Just spend five minutes with Betty Bell and you know she’s an actress. You could almost swear she was cradled in a traveling trunk. But Betty did not come from a theatrical family—her father was the sheriff of Newton County.
Born in Granby, Betty graduated from high school there in 1949.
“I was not theatrical as a child,” Betty said. “I was in a junior class play in high school and did enter one speech contest when I was a senior in high school.”
That was the limit of Betty’s stage appearance except for being part of Granby’s Easter Sunrise Service.
“The whole school participated in those as well as the townspeople,” she said. “We practiced for weeks for this. On Easter morning we got up before daylight and went to the Community Building where the grade school children formed a living cross — all dressed in white robes.”
After high school, Betty started college in Springfield. She eventually had two majors — elementary education and home economics. In her career, she taught in several rural schools, finally completing her teaching career at Carthage where she taught from 1964 until she retired in 1985. In total, she taught 20 years in elementary school and 10 years in home economics.
In 1973, when her own children were in junior high and high school, Betty read about auditions for the musical “Mame” which was being produced by the Carthage Music Club and the Rotary Club.
“I auditioned, got a part, and the ‘bug’ bit me. I haven’t stopped acting since,” Betty laughed.
Indeed she has not stopped. Since that first show, Betty has done more than 80 productions.

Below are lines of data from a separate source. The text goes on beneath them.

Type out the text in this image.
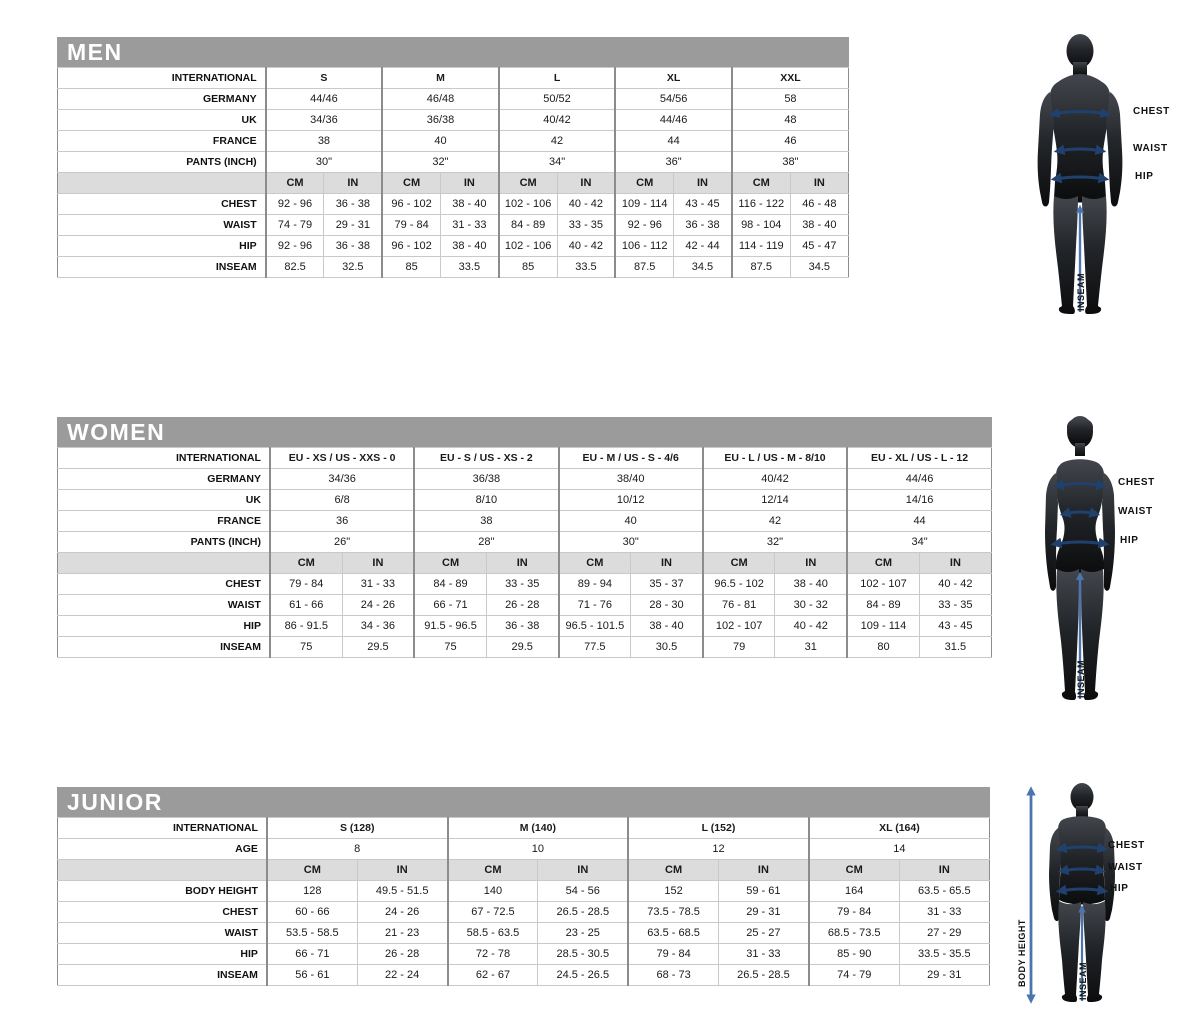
MEN
INTERNATIONAL	S		M		L		XL		XXL	
GERMANY	44/46		46/48		50/52		54/56		58	
UK	34/36		36/38		40/42		44/46		48	
FRANCE	38		40		42		44		46	
PANTS (INCH)	30"		32"		34"		36"		38"	
	CM	IN	CM	IN	CM	IN	CM	IN	CM	IN
CHEST	92 - 96	36 - 38	96 - 102	38 - 40	102 - 106	40 - 42	109 - 114	43 - 45	116 - 122	46 - 48
WAIST	74 - 79	29 - 31	79 - 84	31 - 33	84 - 89	33 - 35	92 - 96	36 - 38	98 - 104	38 - 40
HIP	92 - 96	36 - 38	96 - 102	38 - 40	102 - 106	40 - 42	106 - 112	42 - 44	114 - 119	45 - 47
INSEAM	82.5	32.5	85	33.5	85	33.5	87.5	34.5	87.5	34.5
WOMEN
INTERNATIONAL	EU - XS / US - XXS - 0		EU - S / US - XS - 2		EU - M / US - S - 4/6		EU - L / US - M - 8/10		EU - XL / US - L - 12	
GERMANY	34/36		36/38		38/40		40/42		44/46	
UK	6/8		8/10		10/12		12/14		14/16	
FRANCE	36		38		40		42		44	
PANTS (INCH)	26"		28"		30"		32"		34"	
	CM	IN	CM	IN	CM	IN	CM	IN	CM	IN
CHEST	79 - 84	31 - 33	84 - 89	33 - 35	89 - 94	35 - 37	96.5 - 102	38 - 40	102 - 107	40 - 42
WAIST	61 - 66	24 - 26	66 - 71	26 - 28	71 - 76	28 - 30	76 - 81	30 - 32	84 - 89	33 - 35
HIP	86 - 91.5	34 - 36	91.5 - 96.5	36 - 38	96.5 - 101.5	38 - 40	102 - 107	40 - 42	109 - 114	43 - 45
INSEAM	75	29.5	75	29.5	77.5	30.5	79	31	80	31.5
JUNIOR
INTERNATIONAL	S (128)		M (140)		L (152)		XL (164)	
AGE	8		10		12		14	
	CM	IN	CM	IN	CM	IN	CM	IN
BODY HEIGHT	128	49.5 - 51.5	140	54 - 56	152	59 - 61	164	63.5 - 65.5
CHEST	60 - 66	24 - 26	67 - 72.5	26.5 - 28.5	73.5 - 78.5	29 - 31	79 - 84	31 - 33
WAIST	53.5 - 58.5	21 - 23	58.5 - 63.5	23 - 25	63.5 - 68.5	25 - 27	68.5 - 73.5	27 - 29
HIP	66 - 71	26 - 28	72 - 78	28.5 - 30.5	79 - 84	31 - 33	85 - 90	33.5 - 35.5
INSEAM	56 - 61	22 - 24	62 - 67	24.5 - 26.5	68 - 73	26.5 - 28.5	74 - 79	29 - 31
INSEAM
CHEST
WAIST
HIP
INSEAM
CHEST
WAIST
HIP
BODY HEIGHT	INSEAM
CHEST
WAIST
HIP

A fan of musicals, she has appeared in “Mame,” “Gypsy,” “Carousel,” “Oliver,” “Camelot,” and “Fiddler on the Roof.”
In dramatic or comedy shows, she has had roles in “Arsenic and old Lace,” “Bus Stop,” “Inherit the Wind,” “On Golden Pond,” “Harvey,” and many, many others.
Her favorite shows are “The Glass Menagerie,” and “Driving Miss Daisy.”
Betty has played Amanda twice in “The Glass Menagerie,” and each time she won the annual award for Best Actress in this role. In her other favorite show, Betty played Miss Daisy, opposite Paxton Williams, executive director of the George Washington Carver Birthplace Association.
In both of these shows, the roles called for a southern accent.
“I enjoyed the role of Amanda because she was a lady from the south. It wasn’t too difficult getting the southern accent, although a bit of my Granby accent came through,” Betty explained.
“My other favorite role was Daisy in ‘Driving Miss Daisy.” I think the southern role also made this enjoyable.”
When not playing a role, Betty does much backstage work with costumes, scenery, publicity and even preparing food for the dinner theaters. What motivates Betty Bell to go on stage, or take a backstage job?
“I do it because you can be another person. When I am doing a role, I live that role and feel I am really that person. I did a show just before I had complete hip replacement. While on stage, I had no pain, but when I got off stage they had to have a chair for me. I think part of this goes back to my love of reading. When I was teaching, I encouraged my students to read and live the part they were reading and they would thoroughly enjoy it.”
Reflecting back on her life, Betty has great memories of some of the “roles” she played.
“My father, John Tuggle, was always involved in politics and, as a little girl, I remember handing out cards for politicians and the long nights waiting on the Neosho Courthouse lawn for the election returns,” Betty said.
Asked what her children and her husband think of her life in the theater, she laughs and says, “I think they just sort of put up with me.”